O sırada Yeonjun yerinden kalkıp pamuk tenli çocuğun yanına oturdu. Kapalı gözleri ve beyaz olan teninin daha da açık renge bürünmesi ile itiraf etmeliydi ki korkuyordu. Hareketsiz duran elini tutup avcunun içine bir buse kondurdu. Çocuk uyanık olsa bunu yapamazdı, biliyordu ama şu an sadece onu hissetmek istiyordu. Dudaklarını değdirdiği tenin altında ki nabzı duyduğunda derin bir nefes almıştı. Hayatında büyük bir yeri olan bu pamuk çocuğun bu durum da olması kanını titretiyordu.

"Sana bir şey olursa ben ne halt ederim, Soobin?" Sessiz ve bir o kadar da mırıltı dolu sesindeki hüznü içeriye giren doktor bile anlamıştı. Avcunun içini okşuyor yüzüne merhametle bakıyordu. Bu görüntüyü görmesiyle yutkundu doktor. Sesle başını oraya çevirdiğinde doktoru görmesiyle önüne döndü tekrardan. Yeonjun bebekken kalp atışı durduğunda bu doktor onu kendi yöntemleriyle hayata döndürmüştü ve o gün bugündür araları çok iyiydi. Yeonjun'un babası oydu. Kan bağı olmasa bile ona daha çok babalık yapan kişiydi.
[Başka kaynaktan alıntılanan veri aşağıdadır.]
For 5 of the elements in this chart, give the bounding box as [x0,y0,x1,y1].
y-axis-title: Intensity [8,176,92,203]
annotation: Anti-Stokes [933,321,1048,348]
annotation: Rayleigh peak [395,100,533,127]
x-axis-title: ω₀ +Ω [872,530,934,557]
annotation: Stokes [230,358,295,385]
"Bu o mu?" Kaşlarını kaldırarak sorduğunda Yeonjun başını sallamakla yetindi. Mesajı anlayan doktor gülümseyerek getirdiği karışımı çocuğun alnına, burnuna ve yanaklarına sürdü. Yeonjun sessizce izlerken beyaz sıvının teninde durmasını izledi. "Ona gerçekten değer veriyorsun. Bunu sana yapma demiştim be oğlum," doktor iç çekerek konuştuğunda elini yıkıyordu. Yeonjun basit bir şekilde omuz silkti. Gözlerinin dolduğunu hissetmesiyle yukarıya bakıp gözyaşlarını geriye göndermeye çalıştı.
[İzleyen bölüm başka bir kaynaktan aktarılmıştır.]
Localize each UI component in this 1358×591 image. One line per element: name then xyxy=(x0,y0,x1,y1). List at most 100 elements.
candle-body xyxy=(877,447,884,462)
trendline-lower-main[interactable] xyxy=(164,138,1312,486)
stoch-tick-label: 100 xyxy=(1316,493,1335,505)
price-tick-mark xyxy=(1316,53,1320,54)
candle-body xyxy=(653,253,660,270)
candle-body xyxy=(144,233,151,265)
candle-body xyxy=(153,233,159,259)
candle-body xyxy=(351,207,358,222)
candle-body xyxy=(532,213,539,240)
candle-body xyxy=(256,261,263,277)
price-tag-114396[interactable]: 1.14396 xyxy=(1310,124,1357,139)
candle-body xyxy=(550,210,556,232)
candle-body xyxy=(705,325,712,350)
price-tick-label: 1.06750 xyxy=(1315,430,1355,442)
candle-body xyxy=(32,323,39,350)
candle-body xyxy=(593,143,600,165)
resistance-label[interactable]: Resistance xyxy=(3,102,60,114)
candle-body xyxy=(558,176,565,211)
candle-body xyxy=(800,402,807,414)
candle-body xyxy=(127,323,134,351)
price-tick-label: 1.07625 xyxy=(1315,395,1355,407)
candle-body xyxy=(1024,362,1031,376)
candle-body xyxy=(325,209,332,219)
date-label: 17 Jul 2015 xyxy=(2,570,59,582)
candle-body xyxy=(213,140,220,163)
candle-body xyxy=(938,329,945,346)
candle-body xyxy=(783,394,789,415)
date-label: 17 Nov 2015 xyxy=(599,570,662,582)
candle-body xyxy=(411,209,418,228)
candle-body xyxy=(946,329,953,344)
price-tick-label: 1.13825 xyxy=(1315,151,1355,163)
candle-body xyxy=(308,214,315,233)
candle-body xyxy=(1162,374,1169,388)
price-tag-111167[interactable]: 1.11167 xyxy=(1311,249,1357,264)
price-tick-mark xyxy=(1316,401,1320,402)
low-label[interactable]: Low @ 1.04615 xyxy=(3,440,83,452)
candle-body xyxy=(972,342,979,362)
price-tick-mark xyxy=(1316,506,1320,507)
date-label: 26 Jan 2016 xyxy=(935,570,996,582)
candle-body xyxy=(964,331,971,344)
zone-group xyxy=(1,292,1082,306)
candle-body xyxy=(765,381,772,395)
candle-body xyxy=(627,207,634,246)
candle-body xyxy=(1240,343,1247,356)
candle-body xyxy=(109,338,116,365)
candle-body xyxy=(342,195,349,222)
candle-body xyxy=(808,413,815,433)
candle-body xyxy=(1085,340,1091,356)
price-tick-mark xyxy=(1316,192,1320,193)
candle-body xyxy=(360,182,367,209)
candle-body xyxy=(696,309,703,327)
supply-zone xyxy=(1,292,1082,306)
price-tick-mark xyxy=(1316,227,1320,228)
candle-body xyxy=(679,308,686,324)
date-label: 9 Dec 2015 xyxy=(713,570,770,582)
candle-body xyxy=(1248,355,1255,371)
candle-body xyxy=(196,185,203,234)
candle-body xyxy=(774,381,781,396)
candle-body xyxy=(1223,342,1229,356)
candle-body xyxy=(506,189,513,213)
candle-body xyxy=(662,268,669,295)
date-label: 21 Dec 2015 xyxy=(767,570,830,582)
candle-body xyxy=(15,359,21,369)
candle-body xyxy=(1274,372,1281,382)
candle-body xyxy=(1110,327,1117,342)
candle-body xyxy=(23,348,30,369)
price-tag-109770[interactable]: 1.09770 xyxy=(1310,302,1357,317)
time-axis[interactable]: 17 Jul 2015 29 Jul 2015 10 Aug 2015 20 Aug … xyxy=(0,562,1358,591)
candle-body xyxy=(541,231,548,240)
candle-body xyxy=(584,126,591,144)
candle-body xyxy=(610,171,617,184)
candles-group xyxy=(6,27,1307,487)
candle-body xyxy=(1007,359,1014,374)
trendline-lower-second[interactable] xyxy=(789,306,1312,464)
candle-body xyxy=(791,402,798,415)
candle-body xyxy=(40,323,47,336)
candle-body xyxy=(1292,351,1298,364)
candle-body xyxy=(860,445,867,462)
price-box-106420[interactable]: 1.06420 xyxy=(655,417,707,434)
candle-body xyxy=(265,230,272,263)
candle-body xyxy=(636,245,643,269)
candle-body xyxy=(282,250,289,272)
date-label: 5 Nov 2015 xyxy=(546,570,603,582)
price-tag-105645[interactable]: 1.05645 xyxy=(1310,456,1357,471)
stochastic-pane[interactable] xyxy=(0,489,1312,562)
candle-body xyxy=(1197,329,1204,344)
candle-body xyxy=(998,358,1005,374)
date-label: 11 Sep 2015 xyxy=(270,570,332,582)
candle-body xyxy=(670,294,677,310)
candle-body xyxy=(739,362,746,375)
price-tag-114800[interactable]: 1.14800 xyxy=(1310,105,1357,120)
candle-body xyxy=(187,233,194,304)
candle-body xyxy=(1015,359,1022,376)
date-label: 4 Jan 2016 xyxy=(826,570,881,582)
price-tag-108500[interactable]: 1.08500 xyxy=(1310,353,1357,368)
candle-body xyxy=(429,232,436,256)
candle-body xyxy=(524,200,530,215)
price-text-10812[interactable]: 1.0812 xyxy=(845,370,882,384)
"Seninle olan o konuşmamızdan sonra da önce de zaten etrafında gezmiyordum, baba. Ama o benim karşıma çıktı. Tuttu kolumdan; korkuyorum yardım et, dedi ne yapsaydım?" Sonlara doğru güçlü çıkan sesinin kısılmasıyla babası elini omzuna koyup destek vermek istercesine gülümsedi. "Tabiî ki edeceksin ama ilişkiyi ilerletmemeliydin. Kaç ay gelmedin yanıma, anlatmadın haline bak," bakışlarını oğlunun yüzünde gezdirip sıkıntılı bir nefes verdi. Yeonjun ise içinde dolmuş olan boşluk yüzünden sessiz duruyordu.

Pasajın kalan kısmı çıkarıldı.